Aujourd’hui nous allons parler sucre. Pas celui de coco, de riz ou d’agave mais le classique, issu de la betterave. Clairement je vous déconseille de faire un placement boursier sur cette racine colorée qui est largement boudée ces dernières années car tenue responsable de tous nos diabètes et autres cauchemars glycémiques. Et même si je suis partisane d’une cuillère de miel à n’importe quelle occasion je nous trouve un peu sévère avec ce quadrilatère de huit grammes qui se voit décrié alors qu’avec modération je lui trouve un certain charme.
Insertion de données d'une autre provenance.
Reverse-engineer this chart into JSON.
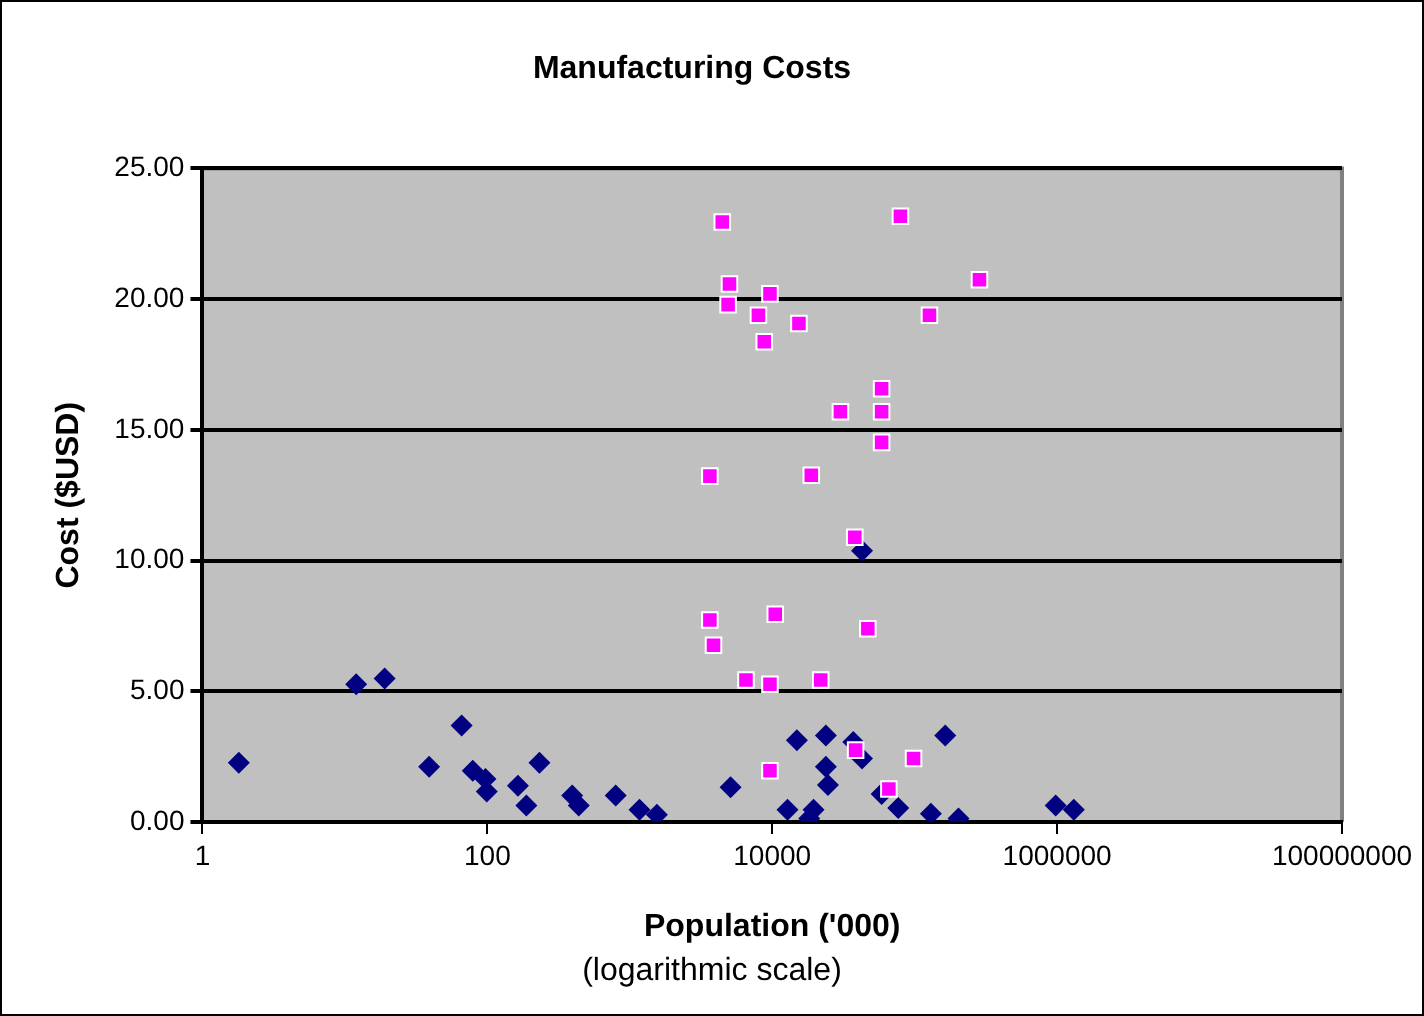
{
  "chart_data": {
    "type": "scatter",
    "title": "Manufacturing Costs",
    "xlabel": "Population ('000)",
    "ylabel": "Cost ($USD)",
    "annotations": [
      "(logarithmic scale)"
    ],
    "log": "x",
    "grid": "y",
    "xlim": [
      1,
      100000000
    ],
    "xticks": [
      1,
      100,
      10000,
      1000000,
      100000000
    ],
    "ylim": [
      0,
      25
    ],
    "yticks": [
      {
        "value": 0,
        "label": "0.00"
      },
      {
        "value": 5,
        "label": "5.00"
      },
      {
        "value": 10,
        "label": "10.00"
      },
      {
        "value": 15,
        "label": "15.00"
      },
      {
        "value": 20,
        "label": "20.00"
      },
      {
        "value": 25,
        "label": "25.00"
      }
    ],
    "series": [
      {
        "color": "#000080",
        "marker": "diamond",
        "x": [
          1.8,
          12,
          19,
          39,
          66,
          79,
          97,
          99,
          164,
          188,
          232,
          394,
          438,
          796,
          1170,
          1550,
          5100,
          12800,
          14900,
          18200,
          19500,
          23800,
          23800,
          24600,
          37100,
          42700,
          42700,
          58600,
          76700,
          130000,
          164000,
          203000,
          977000,
          1310000
        ],
        "values": [
          2.27,
          5.27,
          5.49,
          2.11,
          3.69,
          1.96,
          1.64,
          1.17,
          1.39,
          0.63,
          2.27,
          1.01,
          0.63,
          1.01,
          0.47,
          0.28,
          1.33,
          0.47,
          3.13,
          0.13,
          0.47,
          3.31,
          2.11,
          1.42,
          3.06,
          2.43,
          10.38,
          1.07,
          0.54,
          0.32,
          3.31,
          0.13,
          0.63,
          0.47
        ]
      },
      {
        "color": "#ff00ff",
        "marker": "square",
        "x": [
          4460,
          5010,
          4900,
          3650,
          3650,
          3870,
          6540,
          9640,
          9640,
          8000,
          8790,
          15400,
          9640,
          10500,
          18800,
          21900,
          30100,
          38000,
          46900,
          58600,
          58600,
          58600,
          38500,
          65900,
          79400,
          98200,
          127000,
          285000
        ],
        "values": [
          22.95,
          20.58,
          19.79,
          13.23,
          7.73,
          6.76,
          5.43,
          5.27,
          20.2,
          19.38,
          18.37,
          19.07,
          1.96,
          7.95,
          13.26,
          5.43,
          15.69,
          10.89,
          7.39,
          16.57,
          15.69,
          14.52,
          2.75,
          1.26,
          23.17,
          2.43,
          19.38,
          20.74
        ]
      }
    ]
  }
}
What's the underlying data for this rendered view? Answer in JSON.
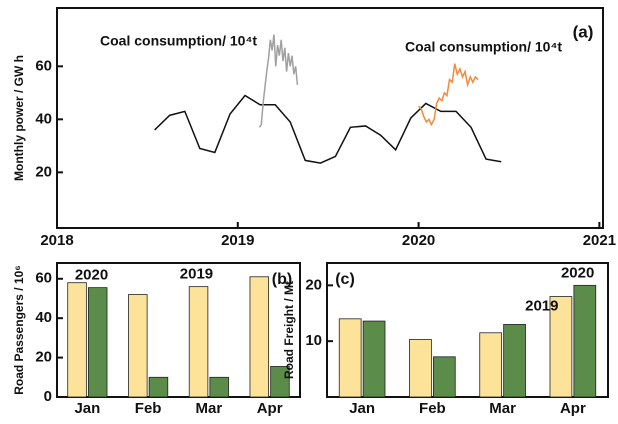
{
  "chart_data": [
    {
      "type": "line",
      "ylabel": "Monthly power / GW h",
      "xlim": [
        2018,
        2021.02
      ],
      "xticks": [
        2018,
        2019,
        2020,
        2021
      ],
      "ylim": [
        -1,
        82
      ],
      "yticks": [
        20,
        40,
        60
      ],
      "annotations": [
        "Coal consumption/ 10⁴t",
        "Coal consumption/ 10⁴t",
        "(a)"
      ],
      "series": [
        {
          "color": "#111111",
          "x": [
            2018.54,
            2018.623,
            2018.707,
            2018.79,
            2018.873,
            2018.957,
            2019.04,
            2019.123,
            2019.207,
            2019.29,
            2019.373,
            2019.457,
            2019.54,
            2019.623,
            2019.707,
            2019.79,
            2019.873,
            2019.957,
            2020.04,
            2020.123,
            2020.207,
            2020.29,
            2020.373,
            2020.457
          ],
          "values": [
            36,
            41.5,
            43,
            29,
            27.5,
            42,
            49,
            45.5,
            45.5,
            39,
            24.5,
            23.5,
            26,
            37,
            37.5,
            34,
            28.5,
            40.5,
            46,
            43,
            43,
            37,
            25,
            24
          ]
        },
        {
          "color": "#a0a0a0",
          "x": [
            2019.12,
            2019.13,
            2019.14,
            2019.15,
            2019.16,
            2019.17,
            2019.18,
            2019.19,
            2019.2,
            2019.21,
            2019.22,
            2019.23,
            2019.24,
            2019.25,
            2019.26,
            2019.27,
            2019.28,
            2019.29,
            2019.3,
            2019.31,
            2019.32,
            2019.33
          ],
          "values": [
            37,
            38,
            46,
            52,
            58,
            63,
            70,
            66,
            72,
            60,
            68,
            64,
            70,
            62,
            67,
            58,
            65,
            60,
            64,
            57,
            60,
            53
          ]
        },
        {
          "color": "#f08a3c",
          "x": [
            2020.0,
            2020.014,
            2020.029,
            2020.043,
            2020.057,
            2020.071,
            2020.086,
            2020.1,
            2020.114,
            2020.129,
            2020.143,
            2020.157,
            2020.171,
            2020.186,
            2020.2,
            2020.214,
            2020.229,
            2020.243,
            2020.257,
            2020.271,
            2020.286,
            2020.3,
            2020.314,
            2020.329
          ],
          "values": [
            45,
            44,
            41,
            39,
            40,
            38,
            40,
            46,
            48,
            47,
            50,
            49,
            55,
            54,
            61,
            57,
            59,
            56,
            58,
            53,
            56,
            54,
            56,
            55
          ]
        }
      ]
    },
    {
      "type": "bar",
      "ylabel": "Road Passengers / 10⁶",
      "ylim": [
        0,
        68
      ],
      "yticks": [
        0,
        20,
        40,
        60
      ],
      "categories": [
        "Jan",
        "Feb",
        "Mar",
        "Apr"
      ],
      "annotations": [
        "(b)"
      ],
      "series": [
        {
          "name": "2019",
          "color": "#fde39a",
          "values": [
            58,
            52,
            56,
            61
          ]
        },
        {
          "name": "2020",
          "color": "#5b8c4a",
          "values": [
            55.5,
            10,
            10,
            15.5
          ]
        }
      ]
    },
    {
      "type": "bar",
      "ylabel": "Road Freight / Mt",
      "ylim": [
        0,
        24
      ],
      "yticks": [
        10,
        20
      ],
      "categories": [
        "Jan",
        "Feb",
        "Mar",
        "Apr"
      ],
      "annotations": [
        "(c)"
      ],
      "series": [
        {
          "name": "2019",
          "color": "#fde39a",
          "values": [
            14,
            10.3,
            11.5,
            18
          ]
        },
        {
          "name": "2020",
          "color": "#5b8c4a",
          "values": [
            13.6,
            7.2,
            13,
            20
          ]
        }
      ]
    }
  ]
}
Pour commencer je vais avant tout vous parler de la sauce tomate de ma grand-mère de Cannes. Je la voyais pendant les vacances et elle avait quelques recettes bien précises au compteur de ses spécialités qu’elle nous préparait tous les étés à mon frère et moi. L’une d’entre elles : les spaghettis sauce tomate basilic. Elle et mon grand-père prenaient régulièrement la voiture afin de passer la frontière italienne à proximité, ils revenaient le coffre chargé de vivres en tous genres et parmi celles-ci du coulis di pomodori. La cuisine était petite et toute en longueur, il y avait un énorme pot d’olives noires qu’on dévalisait du soir au matin et un joli balcon avec vue sur les mimosas du voisin. Debout derrière sa casserole, je me plaçais sagement à sa droite sur un petit marchepied afin de suivre attentivement les moindres faits et gestes qui accompagnaient la préparation de la régalade annoncée. Je n’avais pas le droit de toucher à quoi que ce soit lorsqu’elle faisait chauffer l’huile, revenir l’ail ou qu’elle versait le coulis en tapant les fesses de la bouteille en verre afin d’en extraire la moindre goutte mais j’avais une mission : déposer délicatement un carré de sucre, un seul, afin de transformer l’acidité de ce nectar en sauce parfaitement équilibrée. De toute la tendresse et des souvenirs que j’ai pu emporter quand elle est partie cette intervention culinaire anodine m’est restée en tête comme une merveilleuse mélodie.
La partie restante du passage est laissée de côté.